The winds flow differently on my planet than on Earth, creating some zones of extreme weather, which is how I liked it.
I couldn't find too much about the effects of tectonics on climate, except that they change the climate by moving landmasses around and create volcanoes that have an effect on the environment, and mountain ranges that hoard rain and in turn create rivers, that fertilize huge areas. Faster and stronger tectonics could mean more of all that and more expansive mountain ranges. I suppose the pressure on tectonic plates would be higher on a larger planet, as the amount and size of plates pressing on each other is higher, and the plates are thicker and gravity is stronger. Creating higher mountain ranges. More earthquakes, volcanic eruptions, underwater volcanic eruptions that fertilize the water and foster underwater biodiversity, increasing ocean foodchains that in turn increases abovewater foodchains (and biodiversity) which interact with the underwater ones, and cause tsunamis that cause extinctions, in turn leaving space for further evolution of creatures to fill in the void. That influence the environment themselves. The chain of cause and effect goes on for a long time. You can apply the same to mountain creation->river creation->...
I agree. I've spent way too much time reading every little piece of information I could find and obsessing over what its effect would be, and then trying to predict its effect with a gazillion other factors. And there's an unknown large amount of factors that we don't even understand. So I figure that we can venture anywhere with our worldbuilding as long as it obeys the basic and important advanced principles of nature as we know them. Who knows what other effects could be at work. We can even think of some of our own factors. I've been thinking about altering the periodic table for my universe, giving some of the rare elements that don't really have an important function (that can't be replaced by another) some more interesting properties. And expanding the periodic table, giving some of the higher useless elements that have halflives that can be measured in nanoseconds in our universe, a function. It's part of the beauty of designing a fictional universe that your imagination (and will) is the only limit, I think.
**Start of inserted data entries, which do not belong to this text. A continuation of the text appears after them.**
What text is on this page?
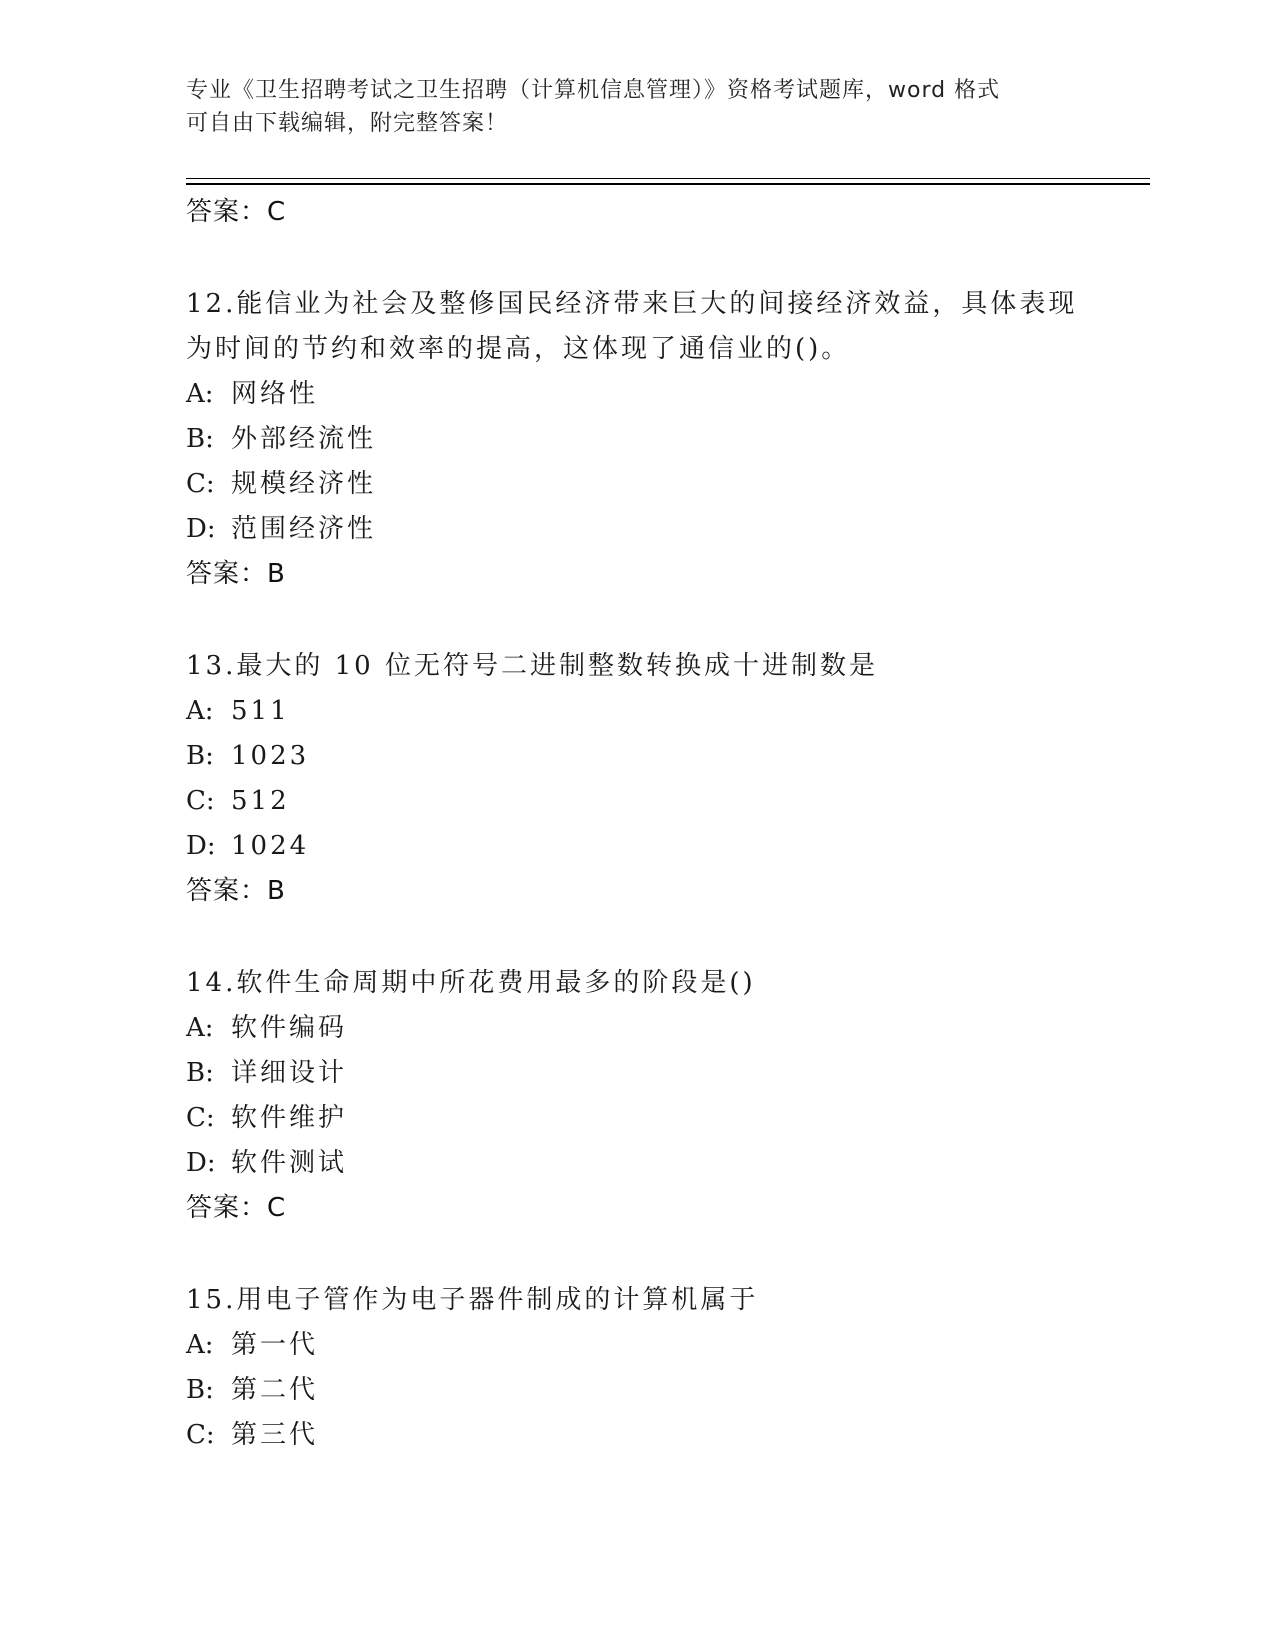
专业《卫生招聘考试之卫生招聘（计算机信息管理）》资格考试题库，word 格式
可自由下载编辑，附完整答案！
答案：C
12.能信业为社会及整修国民经济带来巨大的间接经济效益，具体表现
为时间的节约和效率的提高，这体现了通信业的()。
A: 网络性
B: 外部经流性
C: 规模经济性
D: 范围经济性
答案：B
13.最大的 10 位无符号二进制整数转换成十进制数是
A: 511
B: 1023
C: 512
D: 1024
答案：B
14.软件生命周期中所花费用最多的阶段是()
A: 软件编码
B: 详细设计
C: 软件维护
D: 软件测试
答案：C
15.用电子管作为电子器件制成的计算机属于
A: 第一代
B: 第二代
C: 第三代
Magic is an interesting subject too. I want there to be magic, that is seen as a natural force instead of "magic", seen that way by both the people in my universe and readers. Kind of like how eezo's effects are seen in the mass effect universe. But at the same time I want it to have more of the mystery and flexibility surrounding magic in the fantasy genre. But it's harder to implement that than it might seem. I'm taking my planet through the primitive age to beyond the spage age, so it should be compatible both with a fantasy setting and a sci-fi setting.